Harris adviser denies support for cutting off weapons transfers to Israel | Kamala Harris News

Harris has expressed greater sympathy for the suffering of Palestinians, but stopped short of arms embargo demands.

Advisers close to Vice President Kamala Harris have denied that she expressed openness to cutting off arms transfers to Israel, a key demand of pro-Palestine groups looking for a sharp departure from the United States’ policy of support for Israel’s war in Gaza.

In a social media post on Thursday, Harris’s national security adviser Phil Gordon disputed reports that the Democratic presidential candidate was receptive to calls for a weapons embargo.

“@VP has been clear: she will always ensure Israel is able to defend itself against Iran and Iran-backed terrorist groups. She does not support an arms embargo on Israel. She will continue to work to protect civilians in Gaza and to uphold international humanitarian law,” Gordon said.

The episode is the latest to raise questions over the extent to which Harris could break with President Joe Biden over the war in Gaza, with pro-Palestinian activists pushing for changes beyond a greater rhetorical focus on the suffering of Palestinians.

Rumours that Harris would consider an arms embargo emerged after she spoke briefly with activists from the Uncommitted Movement, a pro-Palestine group sharply critical of US policy on Gaza.

In a video posted to social media on Thursday, Layla Elabed, co-founder of the Uncommitted Movement, said that Harris indicated she would be willing to meet with the group to discuss their demand for an end to US arms transfers to Israel.

“I meet with community members [in Michigan] who are losing tens and hundreds of family members in Gaza. I asked [Harris], ‘Will you meet with us to talk about an arms embargo?’” Elabed said. “And Kamala Harris nodded.
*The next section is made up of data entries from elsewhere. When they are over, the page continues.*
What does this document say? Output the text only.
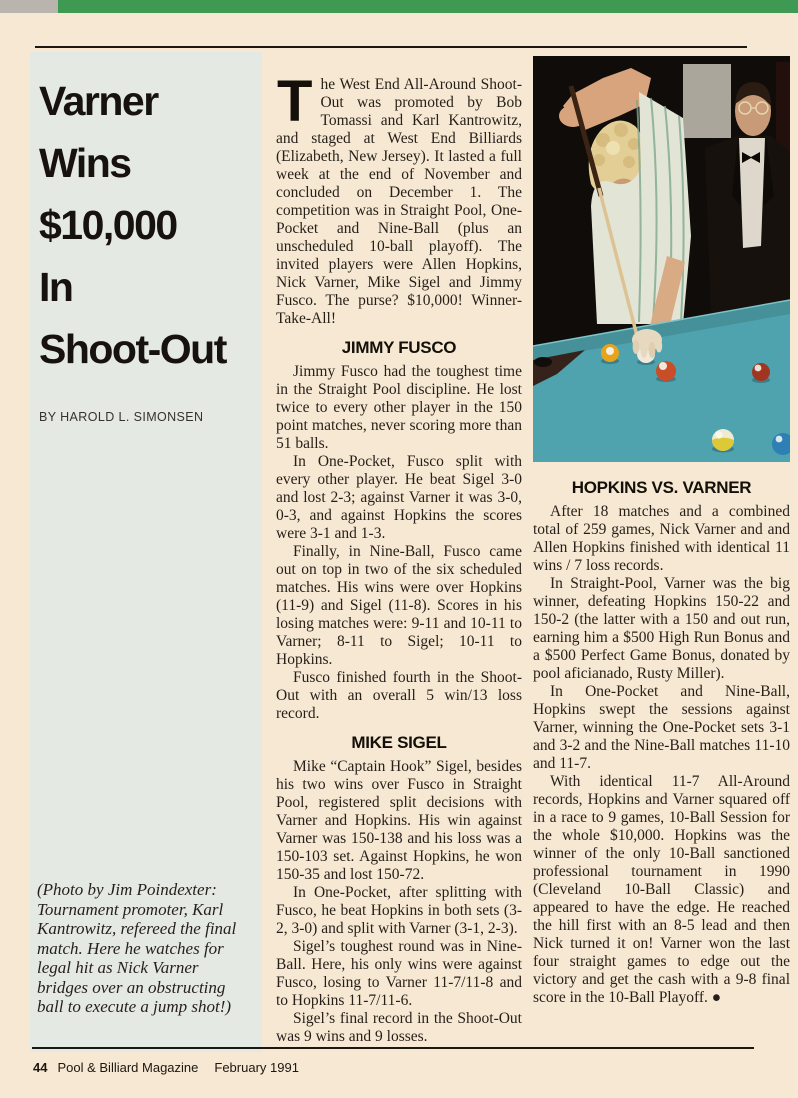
Varner
Wins
$10,000
In
Shoot-Out
BY HAROLD L. SIMONSEN

(Photo by Jim Poindexter: Tournament promoter, Karl Kantrowitz, refereed the final match. Here he watches for legal hit as Nick Varner bridges over an obstructing ball to execute a jump shot!)

The West End All-Around Shoot-Out was promoted by Bob Tomassi and Karl Kantrowitz, and staged at West End Billiards (Elizabeth, New Jersey). It lasted a full week at the end of November and concluded on December 1. The competition was in Straight Pool, One-Pocket and Nine-Ball (plus an unscheduled 10-ball playoff). The invited players were Allen Hopkins, Nick Varner, Mike Sigel and Jimmy Fusco. The purse? $10,000! Winner-Take-All!

JIMMY FUSCO

Jimmy Fusco had the toughest time in the Straight Pool discipline. He lost twice to every other player in the 150 point matches, never scoring more than 51 balls.

In One-Pocket, Fusco split with every other player. He beat Sigel 3-0 and lost 2-3; against Varner it was 3-0, 0-3, and against Hopkins the scores were 3-1 and 1-3.

Finally, in Nine-Ball, Fusco came out on top in two of the six scheduled matches. His wins were over Hopkins (11-9) and Sigel (11-8). Scores in his losing matches were: 9-11 and 10-11 to Varner; 8-11 to Sigel; 10-11 to Hopkins.

Fusco finished fourth in the Shoot-Out with an overall 5 win/13 loss record.

MIKE SIGEL

Mike “Captain Hook” Sigel, besides his two wins over Fusco in Straight Pool, registered split decisions with Varner and Hopkins. His win against Varner was 150-138 and his loss was a 150-103 set. Against Hopkins, he won 150-35 and lost 150-72.

In One-Pocket, after splitting with Fusco, he beat Hopkins in both sets (3-2, 3-0) and split with Varner (3-1, 2-3).

Sigel’s toughest round was in Nine-Ball. Here, his only wins were against Fusco, losing to Varner 11-7/11-8 and to Hopkins 11-7/11-6.

Sigel’s final record in the Shoot-Out was 9 wins and 9 losses.

HOPKINS VS. VARNER

After 18 matches and a combined total of 259 games, Nick Varner and and Allen Hopkins finished with identical 11 wins / 7 loss records.

In Straight-Pool, Varner was the big winner, defeating Hopkins 150-22 and 150-2 (the latter with a 150 and out run, earning him a $500 High Run Bonus and a $500 Perfect Game Bonus, donated by pool aficianado, Rusty Miller).

In One-Pocket and Nine-Ball, Hopkins swept the sessions against Varner, winning the One-Pocket sets 3-1 and 3-2 and the Nine-Ball matches 11-10 and 11-7.

With identical 11-7 All-Around records, Hopkins and Varner squared off in a race to 9 games, 10-Ball Session for the whole $10,000. Hopkins was the winner of the only 10-Ball sanctioned professional tournament in 1990 (Cleveland 10-Ball Classic) and appeared to have the edge. He reached the hill first with an 8-5 lead and then Nick turned it on! Varner won the last four straight games to edge out the victory and get the cash with a 9-8 final score in the 10-Ball Playoff. ●

44 Pool & Billiard Magazine February 1991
She agreed, ‘Yes, we will meet.’”

Harris has sought to portray herself as empathetic to the plight of civilians in Gaza, where Israel’s campaign has killed nearly 40,000 people and been accused of abuses such as torture by rights groups.

“The images of dead children and desperate, hungry people fleeing for safety — sometimes displaced for the second, third or fourth time — we cannot look away in the face of these tragedies,” Harris said after a meeting with Israeli Prime Minister Benjamin Netanyahu.

“We cannot allow ourselves to become numb to the suffering, and I will not be silent.”

But pro-Palestine activists, some of whom have numerous relatives who have been killed in Gaza, say a change in tone is not the same as ending the robust diplomatic and military support that has been central to Israel’s war effort.

“It’s exactly because the current White House policy allows bombs to flow to Netanyahu unconditionally that he has been emboldened to kill tens of thousands of civilians,” the Uncommitted Movement said in a statement responding to Gordon.

“We found hope in Vice President Harris expressing an openness to meeting about an arms embargo, and we are eager to continue engaging because people we love are being killed with American bombs,” the statement adds.